The longrange semi packs 822 kwatt hours of usable battery capacity, while the standard range version carries 548 kwatt hours. For context, a typical electric carries somewhere between 60 and 100 kwatt hours. The semi is carrying roughly 10 times that. Powering a refrigeration unit that draws 25 kW is relatively speaking not a heavy ask for a battery of that size. And since refrigeration systems cycle on and off rather than running at full blast the entire time, the semi can realistically support refrigerated cargo for long stretches. Now, while the semi is rethinking what a truck can do on the road, Tesla is also quietly pushing forward what its cars can do in a parking lot. Tesla is rolling out a small but surprisingly meaningful update to one of its oldest autonomous driving features. Actually, Smart Summon, often shortened to ask, can now move up to 8 mph as part of full self-driving version 14.3.
Tesla AI confirmed this change this week, noting the feature is now roughly 33% faster than before. Now, that may not sound dramatic at first. 8 mph is still basically jogging speed, but the update matters because Summon has always been one of Tesla's clearest public demonstrations of what autonomous driving actually looks like in everyday life. The feature has a long history.

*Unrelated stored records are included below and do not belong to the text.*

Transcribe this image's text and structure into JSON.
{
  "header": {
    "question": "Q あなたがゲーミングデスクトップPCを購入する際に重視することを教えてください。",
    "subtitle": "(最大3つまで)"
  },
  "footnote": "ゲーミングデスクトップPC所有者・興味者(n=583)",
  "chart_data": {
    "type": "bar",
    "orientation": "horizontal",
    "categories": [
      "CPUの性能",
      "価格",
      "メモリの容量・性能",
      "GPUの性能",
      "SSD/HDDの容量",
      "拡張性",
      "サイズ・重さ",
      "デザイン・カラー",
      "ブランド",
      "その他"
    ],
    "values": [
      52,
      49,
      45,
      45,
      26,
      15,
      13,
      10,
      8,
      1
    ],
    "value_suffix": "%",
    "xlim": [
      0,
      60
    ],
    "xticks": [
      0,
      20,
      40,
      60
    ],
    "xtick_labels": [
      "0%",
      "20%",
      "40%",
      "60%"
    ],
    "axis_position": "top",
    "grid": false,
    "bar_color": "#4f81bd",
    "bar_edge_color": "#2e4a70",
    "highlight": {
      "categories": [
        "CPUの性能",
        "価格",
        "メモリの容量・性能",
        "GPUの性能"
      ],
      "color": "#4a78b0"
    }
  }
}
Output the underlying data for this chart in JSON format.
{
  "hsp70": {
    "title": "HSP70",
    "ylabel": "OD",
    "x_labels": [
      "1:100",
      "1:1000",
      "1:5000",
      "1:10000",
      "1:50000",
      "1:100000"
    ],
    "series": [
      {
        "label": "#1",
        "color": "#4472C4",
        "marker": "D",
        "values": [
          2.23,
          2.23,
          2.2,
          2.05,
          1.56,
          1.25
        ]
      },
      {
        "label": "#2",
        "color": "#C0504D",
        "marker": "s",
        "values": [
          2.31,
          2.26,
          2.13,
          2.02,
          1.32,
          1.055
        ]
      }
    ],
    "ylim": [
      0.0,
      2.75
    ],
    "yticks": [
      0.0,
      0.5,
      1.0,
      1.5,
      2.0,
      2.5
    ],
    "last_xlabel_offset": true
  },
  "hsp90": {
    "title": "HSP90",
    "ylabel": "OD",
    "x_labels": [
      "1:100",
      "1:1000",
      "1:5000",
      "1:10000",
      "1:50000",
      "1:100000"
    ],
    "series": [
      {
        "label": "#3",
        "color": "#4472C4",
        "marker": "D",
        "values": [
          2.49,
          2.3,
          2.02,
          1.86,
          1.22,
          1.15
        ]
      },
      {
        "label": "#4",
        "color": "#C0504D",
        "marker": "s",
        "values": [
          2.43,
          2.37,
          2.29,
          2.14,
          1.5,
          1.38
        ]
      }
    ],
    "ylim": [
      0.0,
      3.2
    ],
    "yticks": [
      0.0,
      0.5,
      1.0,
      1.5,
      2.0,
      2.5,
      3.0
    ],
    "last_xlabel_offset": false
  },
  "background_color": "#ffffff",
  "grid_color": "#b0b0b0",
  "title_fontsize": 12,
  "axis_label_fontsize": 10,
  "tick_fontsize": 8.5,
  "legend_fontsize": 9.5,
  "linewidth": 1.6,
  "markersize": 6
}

Back in early 2016, Tesla introduced the original version of Summon with Autopilot 7.1. At the time, the capability was extremely simple. Owners could stand outside the car and use the Tesla app to move the vehicle slowly forward or backward into a garage or parking space. Even then, the idea felt futuristic. The car was moving without anyone inside. A few years later, Tesla expanded the feature into Smart Summon.
Instead of only creeping forward or backward, the car could now navigate through parking lots toward its owner.
Early versions were rough around the edges and things got even harder after Tesla removed radar and ultrasonic sensors from newer vehicles and moved towards a visiononly system. But from that transition came actually smart summon released in 2024. The feature rebuilt Summon from the ground up using the same AI and camera systems powering Tesla's broader full self-driving stack.
Instead of relying on proximity sensors, the car now interprets its environment visually much more like a human driver would. Parking lots are actually harder than they look. They are chaotic, poorly marked, and full of unpredictable movement at close range. The speeds are low, but the complexity is high. And that is part of why this Actually Smart Summon update matters. At speeds of up to eight miles per hour, Actually, Smart Summon now becomes a legitimately usable feature.